Tred R. Eyerly | Insurance Law Hawaii | May 13, 2019
The federal district court found there was no coverage under the commercial property policy for loss suffered by the insured condominium association due to a sink hole. Bahama Bay II Condo. Ass’n. v. Untied Nat’l Ins. Co., 2019 U.S. Dist. LEXIS 67487 (M.D. Fla. April 11, 2019).
The plaintiff condominium association had thirteen buildings inside their complex. On December 9, 2016, a sinkhole appeared near Building 43. The building was vacated and declared unsafe. Plaintiff’s board excused Building 43 owners from paying association dues.

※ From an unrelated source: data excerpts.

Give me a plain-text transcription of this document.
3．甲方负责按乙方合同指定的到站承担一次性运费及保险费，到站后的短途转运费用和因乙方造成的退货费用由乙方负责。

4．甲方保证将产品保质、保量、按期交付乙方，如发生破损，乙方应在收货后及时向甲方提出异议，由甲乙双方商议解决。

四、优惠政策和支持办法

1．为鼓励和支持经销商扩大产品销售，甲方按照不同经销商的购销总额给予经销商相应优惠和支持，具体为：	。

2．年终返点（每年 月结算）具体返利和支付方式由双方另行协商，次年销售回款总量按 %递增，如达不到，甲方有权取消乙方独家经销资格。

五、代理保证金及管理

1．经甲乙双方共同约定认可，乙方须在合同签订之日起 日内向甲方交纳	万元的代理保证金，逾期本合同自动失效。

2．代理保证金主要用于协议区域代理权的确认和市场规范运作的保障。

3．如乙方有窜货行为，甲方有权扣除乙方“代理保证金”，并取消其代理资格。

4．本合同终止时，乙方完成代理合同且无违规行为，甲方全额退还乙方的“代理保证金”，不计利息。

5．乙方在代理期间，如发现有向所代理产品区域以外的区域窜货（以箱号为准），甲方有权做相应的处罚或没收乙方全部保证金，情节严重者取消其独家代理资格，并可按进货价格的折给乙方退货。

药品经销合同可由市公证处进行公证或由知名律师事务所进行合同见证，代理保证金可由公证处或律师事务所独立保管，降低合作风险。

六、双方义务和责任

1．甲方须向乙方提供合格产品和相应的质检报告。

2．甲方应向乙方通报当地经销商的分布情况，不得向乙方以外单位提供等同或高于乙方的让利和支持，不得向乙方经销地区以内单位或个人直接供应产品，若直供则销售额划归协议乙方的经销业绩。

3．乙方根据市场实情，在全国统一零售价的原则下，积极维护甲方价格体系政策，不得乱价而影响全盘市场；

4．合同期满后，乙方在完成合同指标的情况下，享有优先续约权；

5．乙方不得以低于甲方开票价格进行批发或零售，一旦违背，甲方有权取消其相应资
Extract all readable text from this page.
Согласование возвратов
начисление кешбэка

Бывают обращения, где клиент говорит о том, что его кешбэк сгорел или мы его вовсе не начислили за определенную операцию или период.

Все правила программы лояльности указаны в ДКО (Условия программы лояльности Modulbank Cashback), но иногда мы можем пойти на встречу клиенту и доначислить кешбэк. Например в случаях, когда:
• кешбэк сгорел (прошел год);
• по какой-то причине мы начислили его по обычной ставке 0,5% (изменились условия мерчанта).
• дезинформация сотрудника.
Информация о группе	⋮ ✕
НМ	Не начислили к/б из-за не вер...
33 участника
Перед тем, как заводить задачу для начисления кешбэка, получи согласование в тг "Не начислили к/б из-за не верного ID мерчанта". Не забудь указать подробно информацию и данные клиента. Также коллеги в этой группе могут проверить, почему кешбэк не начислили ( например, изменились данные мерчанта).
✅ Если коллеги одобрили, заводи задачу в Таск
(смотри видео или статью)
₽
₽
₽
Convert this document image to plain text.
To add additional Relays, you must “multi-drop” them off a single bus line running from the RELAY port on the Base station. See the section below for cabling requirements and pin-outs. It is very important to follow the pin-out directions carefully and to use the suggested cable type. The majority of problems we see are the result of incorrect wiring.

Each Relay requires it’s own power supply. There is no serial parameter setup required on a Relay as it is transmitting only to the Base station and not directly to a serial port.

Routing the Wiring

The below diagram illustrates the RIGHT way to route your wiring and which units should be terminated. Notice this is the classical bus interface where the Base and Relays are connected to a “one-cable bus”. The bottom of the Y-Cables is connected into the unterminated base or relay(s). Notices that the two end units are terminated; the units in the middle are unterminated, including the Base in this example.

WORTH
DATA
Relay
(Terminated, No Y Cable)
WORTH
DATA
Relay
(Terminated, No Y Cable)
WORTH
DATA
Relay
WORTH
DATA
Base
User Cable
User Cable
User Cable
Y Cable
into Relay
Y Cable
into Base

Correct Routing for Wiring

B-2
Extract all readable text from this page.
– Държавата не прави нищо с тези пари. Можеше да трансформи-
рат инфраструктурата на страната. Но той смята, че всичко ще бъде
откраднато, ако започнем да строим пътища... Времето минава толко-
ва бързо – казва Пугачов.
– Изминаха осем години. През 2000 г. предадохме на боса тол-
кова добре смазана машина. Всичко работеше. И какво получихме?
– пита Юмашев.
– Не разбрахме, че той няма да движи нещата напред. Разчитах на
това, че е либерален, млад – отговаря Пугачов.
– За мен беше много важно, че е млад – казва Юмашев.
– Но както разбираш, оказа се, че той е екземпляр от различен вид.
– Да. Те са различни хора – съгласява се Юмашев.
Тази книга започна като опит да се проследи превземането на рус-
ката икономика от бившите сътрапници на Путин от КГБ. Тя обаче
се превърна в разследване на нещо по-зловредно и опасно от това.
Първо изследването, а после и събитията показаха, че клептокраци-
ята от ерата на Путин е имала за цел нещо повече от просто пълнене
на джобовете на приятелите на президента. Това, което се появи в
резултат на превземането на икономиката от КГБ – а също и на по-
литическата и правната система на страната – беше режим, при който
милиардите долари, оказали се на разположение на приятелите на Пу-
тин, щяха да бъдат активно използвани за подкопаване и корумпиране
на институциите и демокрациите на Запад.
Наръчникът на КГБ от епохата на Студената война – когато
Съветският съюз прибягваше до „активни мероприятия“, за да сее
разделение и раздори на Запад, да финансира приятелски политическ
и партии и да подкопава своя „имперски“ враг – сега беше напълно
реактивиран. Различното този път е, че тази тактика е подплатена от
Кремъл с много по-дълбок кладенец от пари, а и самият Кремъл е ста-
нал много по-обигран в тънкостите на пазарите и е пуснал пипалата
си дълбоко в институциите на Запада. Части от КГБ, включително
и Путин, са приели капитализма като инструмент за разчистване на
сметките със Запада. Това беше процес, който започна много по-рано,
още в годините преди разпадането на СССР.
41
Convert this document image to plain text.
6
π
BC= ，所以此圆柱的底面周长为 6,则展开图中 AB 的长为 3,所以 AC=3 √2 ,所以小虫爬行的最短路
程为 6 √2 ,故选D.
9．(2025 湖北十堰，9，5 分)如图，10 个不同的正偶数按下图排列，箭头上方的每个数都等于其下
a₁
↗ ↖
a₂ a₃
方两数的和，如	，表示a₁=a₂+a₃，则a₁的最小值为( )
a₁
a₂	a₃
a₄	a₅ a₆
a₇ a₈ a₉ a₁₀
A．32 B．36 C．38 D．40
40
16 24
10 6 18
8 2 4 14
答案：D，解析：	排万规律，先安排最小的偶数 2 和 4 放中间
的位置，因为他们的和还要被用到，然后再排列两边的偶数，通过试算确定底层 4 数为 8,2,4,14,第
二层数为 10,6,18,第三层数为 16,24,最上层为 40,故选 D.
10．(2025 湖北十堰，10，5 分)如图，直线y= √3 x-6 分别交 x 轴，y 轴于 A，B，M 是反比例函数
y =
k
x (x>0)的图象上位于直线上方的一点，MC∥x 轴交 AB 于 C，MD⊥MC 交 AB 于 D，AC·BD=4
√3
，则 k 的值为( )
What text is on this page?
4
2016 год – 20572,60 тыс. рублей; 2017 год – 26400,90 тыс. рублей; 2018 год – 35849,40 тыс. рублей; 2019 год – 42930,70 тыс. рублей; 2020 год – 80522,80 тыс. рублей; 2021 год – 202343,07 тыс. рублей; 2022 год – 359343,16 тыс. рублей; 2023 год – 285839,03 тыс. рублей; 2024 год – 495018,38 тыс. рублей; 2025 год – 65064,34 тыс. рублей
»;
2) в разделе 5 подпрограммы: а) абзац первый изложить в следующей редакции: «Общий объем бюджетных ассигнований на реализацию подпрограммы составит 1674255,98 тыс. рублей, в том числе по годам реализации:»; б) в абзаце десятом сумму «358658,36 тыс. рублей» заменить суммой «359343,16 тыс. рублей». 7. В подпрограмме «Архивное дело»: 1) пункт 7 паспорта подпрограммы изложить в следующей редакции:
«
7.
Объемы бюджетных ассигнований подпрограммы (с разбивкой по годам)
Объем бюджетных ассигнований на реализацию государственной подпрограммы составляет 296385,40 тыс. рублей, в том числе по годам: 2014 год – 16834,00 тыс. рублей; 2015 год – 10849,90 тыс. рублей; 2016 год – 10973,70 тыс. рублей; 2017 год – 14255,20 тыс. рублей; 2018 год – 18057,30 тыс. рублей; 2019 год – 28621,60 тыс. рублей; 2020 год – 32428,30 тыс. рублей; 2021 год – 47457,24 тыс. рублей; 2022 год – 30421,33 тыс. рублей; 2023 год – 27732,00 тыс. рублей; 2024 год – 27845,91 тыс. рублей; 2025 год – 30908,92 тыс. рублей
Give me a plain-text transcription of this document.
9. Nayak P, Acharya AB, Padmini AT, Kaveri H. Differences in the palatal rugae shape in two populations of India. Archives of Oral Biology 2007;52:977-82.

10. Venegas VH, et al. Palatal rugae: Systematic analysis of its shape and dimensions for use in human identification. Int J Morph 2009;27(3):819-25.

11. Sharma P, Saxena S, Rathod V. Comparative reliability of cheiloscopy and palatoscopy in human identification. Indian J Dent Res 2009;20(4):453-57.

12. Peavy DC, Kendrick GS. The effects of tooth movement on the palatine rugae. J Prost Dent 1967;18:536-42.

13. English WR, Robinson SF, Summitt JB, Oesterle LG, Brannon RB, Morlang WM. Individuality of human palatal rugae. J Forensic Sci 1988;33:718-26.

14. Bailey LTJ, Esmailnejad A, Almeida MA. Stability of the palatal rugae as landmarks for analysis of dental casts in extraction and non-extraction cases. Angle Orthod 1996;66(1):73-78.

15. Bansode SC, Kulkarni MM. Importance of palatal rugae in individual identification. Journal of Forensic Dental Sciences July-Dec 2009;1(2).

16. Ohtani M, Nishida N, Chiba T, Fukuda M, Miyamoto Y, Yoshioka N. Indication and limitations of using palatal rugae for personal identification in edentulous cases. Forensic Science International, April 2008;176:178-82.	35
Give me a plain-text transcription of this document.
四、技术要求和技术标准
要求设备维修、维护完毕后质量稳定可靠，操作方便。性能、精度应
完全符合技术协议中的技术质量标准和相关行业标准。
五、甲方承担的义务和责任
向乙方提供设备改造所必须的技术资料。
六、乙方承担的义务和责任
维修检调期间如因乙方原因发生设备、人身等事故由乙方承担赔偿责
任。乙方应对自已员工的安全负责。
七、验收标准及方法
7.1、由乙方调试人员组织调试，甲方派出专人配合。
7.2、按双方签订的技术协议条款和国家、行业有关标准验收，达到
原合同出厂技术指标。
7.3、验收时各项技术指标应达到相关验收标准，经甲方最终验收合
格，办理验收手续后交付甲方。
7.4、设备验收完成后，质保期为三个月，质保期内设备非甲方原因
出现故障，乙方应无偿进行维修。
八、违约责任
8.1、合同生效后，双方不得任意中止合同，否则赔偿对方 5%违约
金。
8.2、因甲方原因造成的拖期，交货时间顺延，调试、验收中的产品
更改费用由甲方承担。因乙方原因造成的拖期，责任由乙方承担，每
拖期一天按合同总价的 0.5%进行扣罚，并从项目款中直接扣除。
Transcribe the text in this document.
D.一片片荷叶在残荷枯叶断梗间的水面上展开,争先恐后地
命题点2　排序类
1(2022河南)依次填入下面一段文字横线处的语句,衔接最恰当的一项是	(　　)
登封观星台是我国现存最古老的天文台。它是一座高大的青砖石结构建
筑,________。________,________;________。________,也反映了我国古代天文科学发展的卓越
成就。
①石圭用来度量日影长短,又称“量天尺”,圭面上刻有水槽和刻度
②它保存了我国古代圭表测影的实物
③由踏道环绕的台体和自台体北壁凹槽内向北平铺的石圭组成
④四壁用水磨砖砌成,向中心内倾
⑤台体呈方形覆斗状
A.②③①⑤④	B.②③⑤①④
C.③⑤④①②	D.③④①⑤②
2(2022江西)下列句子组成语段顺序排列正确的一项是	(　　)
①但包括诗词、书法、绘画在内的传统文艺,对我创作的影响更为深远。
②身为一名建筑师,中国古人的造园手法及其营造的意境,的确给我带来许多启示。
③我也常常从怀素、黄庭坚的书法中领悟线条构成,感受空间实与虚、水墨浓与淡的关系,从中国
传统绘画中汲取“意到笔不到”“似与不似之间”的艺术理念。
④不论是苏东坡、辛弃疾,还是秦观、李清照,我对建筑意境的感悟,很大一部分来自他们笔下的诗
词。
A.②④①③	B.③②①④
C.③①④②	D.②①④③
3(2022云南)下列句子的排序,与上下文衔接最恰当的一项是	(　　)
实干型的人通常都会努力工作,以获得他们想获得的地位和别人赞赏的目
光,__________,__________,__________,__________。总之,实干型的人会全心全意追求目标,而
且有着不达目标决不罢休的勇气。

Plaintiff submitted a claim to the insurer for benefits under the policy. The insurer inspected and accepted coverage for Building 43 under the policy’s Catastrophic Ground Cover Collapse (CGCC) provision and issued a check for $290,000 for immediate repairs. The insurer denied coverage for Buildings 42, 44, and 45; repairs to the foundation of all buildings, the retaining wall and outdoor fences; land, landscaping, and patios, uncollected association dues, and condominium unit owner property.
Only Building 43 meet the requirements for CGCC coverage, which included:
a) The abrupt collapse of the ground cover:
b) A depression in the ground cover clearly visible;
c) Structural damage to the building;
d) The insured structure being condemned and ordered to be vacated.
Buildings 42, 44 and 45 had not been condemned or ordered to be vacated. Therefore, the insurer was entitled to summary judgment on the counts seeking coverage for Buildings 42, 44 and 45.
Coverage for damage to the retaining wall and fence was excluded because they were not connected to any building. Another exclusion barred coverage for patios, foundations of buildings, trees, shrubs or plants. The insurer was entitled to summary judgment on plaintiff’s claim for damage on these items.
The uncollected association dues for Building 43 were akin to lost business income and an economic loss. The policy only provided coverage for physical property damage, not economic losses. So the insurer was entitled to summary judgment on this claim, as well.
Finally, plaintiff made no argument that condominium property within individual units, owned by unit owners, qualified as Covered Property under the policy. Florida law was clear that property insurance issued to a condominium complex did not cover property within individual units. Therefore, the claim was properly denied by the insurer.
The insurer argued that plaintiff failed to mitigate damages. Whether plaintiff took “all reasonable steps to protect the property and whether other reasonable steps existed and should have been taken were questions of fact for a jury. Summary judgment for this proposition was denied.